The new genome is particularly valuable because the only previous high-quality genome came from a Neanderthal living more than 120,000 years ago in Siberia. Although that genome indicates the Neanderthal's parents were half siblings, that's not the case with the new genome, suggesting Neanderthal populations might not have been quite as inbred as previously suspected.

But Neanderthals were definitely a fairly small population, the authors conclude from the analyses. "What's more surprising to me is actually how closely related the Vindija Neanderthal is to the Altai Neanderthal," Kay Prufer, co-lead author on the paper and computational geneticist at the Max Planck Institute for Evolutionary Anthropology, tells Newsweek. "They are definitely from different times and they are also separated by thousands of kilometers [more than 3,500 miles] in space."

The authors calculated the effective population size for Neanderthals—the number of individuals that actually reproduce—at about 3,000. "That's of course a very theoretical estimate," Paabo says. "But Neanderthals are even more extreme in that regard" than modern humans, which have an effective population about three times as large—which is still low compared to our primate relatives.

But the new genome doesn't just shed light on Neanderthals and their population dynamics: It also gives scientists a much better look at where Neanderthals and modern humans intersected. That's because it is both more recent and from a more central part of the Neanderthals's range than the older Siberian sequence.

"This allows us to redefine again the regions of our genomes as modern humans that come from Neanderthals," Lluis Quintana-Murci, a geneticist at the Pasteur Institute not affiliated with the study, tells Newsweek. "Thanks to this new Neanderthal sequence, the authors have shown that in our genomes, there's more Neanderthal DNA than previously thought." In particular, they isolated a handful of new genes that we appear to have inherited from Neanderthals, including genes that appear to influence how the body processes LDL or "bad" cholesterol, vitamin D, and fat.

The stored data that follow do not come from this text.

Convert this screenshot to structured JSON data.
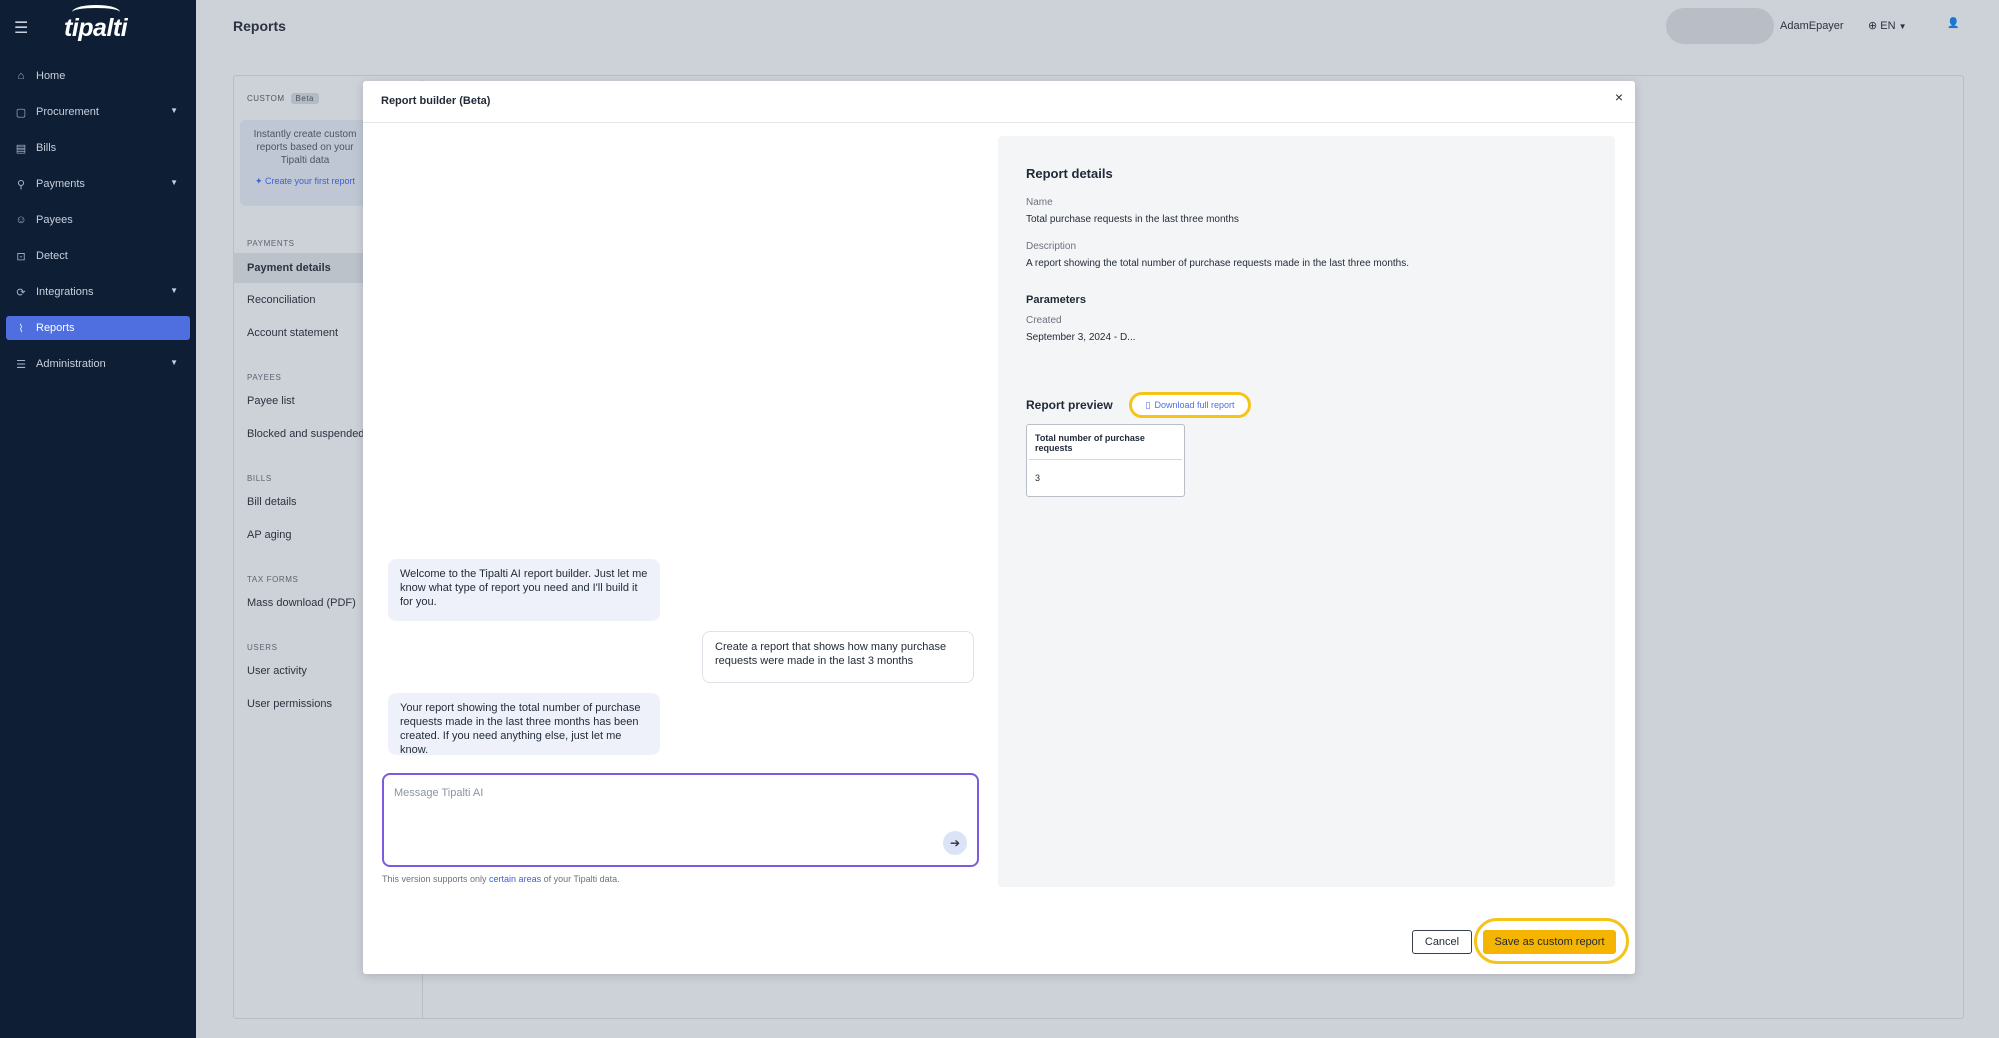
{
  "brand": {
    "logo": "tipalti"
  },
  "sidebar": {
    "items": [
      {
        "label": "Home",
        "icon": "home-icon",
        "glyph": "⌂"
      },
      {
        "label": "Procurement",
        "icon": "procurement-icon",
        "glyph": "▢",
        "caret": true
      },
      {
        "label": "Bills",
        "icon": "bills-icon",
        "glyph": "▤"
      },
      {
        "label": "Payments",
        "icon": "payments-icon",
        "glyph": "⚲",
        "caret": true
      },
      {
        "label": "Payees",
        "icon": "payees-icon",
        "glyph": "☺"
      },
      {
        "label": "Detect",
        "icon": "detect-icon",
        "glyph": "⊡"
      },
      {
        "label": "Integrations",
        "icon": "integrations-icon",
        "glyph": "⟳",
        "caret": true
      },
      {
        "label": "Reports",
        "icon": "reports-icon",
        "glyph": "⌇",
        "active": true
      },
      {
        "label": "Administration",
        "icon": "administration-icon",
        "glyph": "☰",
        "caret": true
      }
    ]
  },
  "header": {
    "title": "Reports",
    "user_name": "AdamEpayer",
    "language": "EN"
  },
  "background_page": {
    "custom_label": "CUSTOM",
    "beta_badge": "Beta",
    "promo_text": "Instantly create custom reports based on your Tipalti data",
    "promo_link": "✦ Create your first report",
    "sections": [
      {
        "title": "PAYMENTS",
        "links": [
          "Payment details",
          "Reconciliation",
          "Account statement"
        ]
      },
      {
        "title": "PAYEES",
        "links": [
          "Payee list",
          "Blocked and suspended"
        ]
      },
      {
        "title": "BILLS",
        "links": [
          "Bill details",
          "AP aging"
        ]
      },
      {
        "title": "TAX FORMS",
        "links": [
          "Mass download (PDF)"
        ]
      },
      {
        "title": "USERS",
        "links": [
          "User activity",
          "User permissions"
        ]
      }
    ]
  },
  "modal": {
    "title": "Report builder (Beta)",
    "close": "×",
    "chat": {
      "messages": [
        {
          "role": "ai",
          "text": "Welcome to the Tipalti AI report builder. Just let me know what type of report you need and I'll build it for you."
        },
        {
          "role": "user",
          "text": "Create a report that shows how many purchase requests were made in the last 3 months"
        },
        {
          "role": "ai",
          "text": "Your report showing the total number of purchase requests made in the last three months has been created. If you need anything else, just let me know."
        }
      ],
      "input_placeholder": "Message Tipalti AI",
      "note_prefix": "This version supports only ",
      "note_link": "certain areas",
      "note_suffix": " of your Tipalti data."
    },
    "details": {
      "heading": "Report details",
      "name_label": "Name",
      "name_value": "Total purchase requests in the last three months",
      "description_label": "Description",
      "description_value": "A report showing the total number of purchase requests made in the last three months.",
      "parameters_heading": "Parameters",
      "created_label": "Created",
      "created_value": "September 3, 2024 - D...",
      "preview_heading": "Report preview",
      "download_label": "Download full report",
      "preview_table": {
        "headers": [
          "Total number of purchase requests"
        ],
        "rows": [
          [
            "3"
          ]
        ]
      }
    },
    "footer": {
      "cancel_label": "Cancel",
      "save_label": "Save as custom report"
    }
  },
  "colors": {
    "sidebar_bg": "#0e1e35",
    "active_nav": "#4f6ee0",
    "highlight_ring": "#f5c418",
    "save_button": "#f5b400",
    "input_border": "#7b5ce0"
  }
}
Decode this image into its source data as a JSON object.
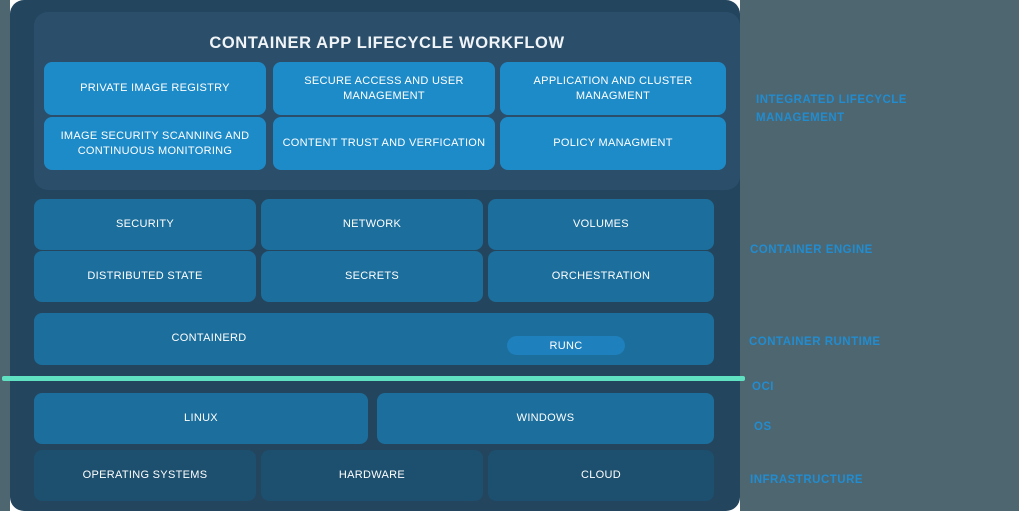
{
  "diagram": {
    "title": "CONTAINER APP LIFECYCLE WORKFLOW",
    "colors": {
      "panel_background": "#24455e",
      "card_background": "#2b4f6b",
      "slate_band": "#4d6670",
      "box_bright_blue": "#1e8bc9",
      "box_mid_blue": "#1c6e9c",
      "box_dark_blue": "#1d4f6e",
      "runc_pill": "#1e80bd",
      "oci_divider_teal": "#60e2c2",
      "side_label_blue": "#1f8fd6"
    }
  },
  "lifecycle_boxes": [
    {
      "label": "PRIVATE IMAGE REGISTRY"
    },
    {
      "label": "SECURE ACCESS AND USER MANAGEMENT"
    },
    {
      "label": "APPLICATION AND CLUSTER MANAGMENT"
    },
    {
      "label": "IMAGE SECURITY SCANNING AND CONTINUOUS MONITORING"
    },
    {
      "label": "CONTENT TRUST AND VERFICATION"
    },
    {
      "label": "POLICY MANAGMENT"
    }
  ],
  "engine_boxes": [
    {
      "label": "SECURITY"
    },
    {
      "label": "NETWORK"
    },
    {
      "label": "VOLUMES"
    },
    {
      "label": "DISTRIBUTED STATE"
    },
    {
      "label": "SECRETS"
    },
    {
      "label": "ORCHESTRATION"
    }
  ],
  "runtime": {
    "containerd_label": "CONTAINERD",
    "runc_label": "RUNC"
  },
  "os_boxes": [
    {
      "label": "LINUX"
    },
    {
      "label": "WINDOWS"
    }
  ],
  "infrastructure_boxes": [
    {
      "label": "OPERATING SYSTEMS"
    },
    {
      "label": "HARDWARE"
    },
    {
      "label": "CLOUD"
    }
  ],
  "side_labels": [
    {
      "label": "INTEGRATED LIFECYCLE MANAGEMENT"
    },
    {
      "label": "CONTAINER ENGINE"
    },
    {
      "label": "CONTAINER RUNTIME"
    },
    {
      "label": "OCI"
    },
    {
      "label": "OS"
    },
    {
      "label": "INFRASTRUCTURE"
    }
  ]
}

"Having a deep understanding of disease etiology is always useful, but not always in ways that are predictable," Green says, adding that it's particularly valuable in the case of conditions that are tied to a large number of genes. "I suspect there's a lot more work to be done in this area, and that's what I'm really excited about."

But even if there is no immediate payoff from better understanding the genes we inherited from Neanderthals, Paabo argues it's important to keep sequencing what genomes we can find from their remains, since genetically speaking, Neanderthals are 10 times more similar to humans than chimpanzees. "It's really them we should compare ourselves to," Paabo said.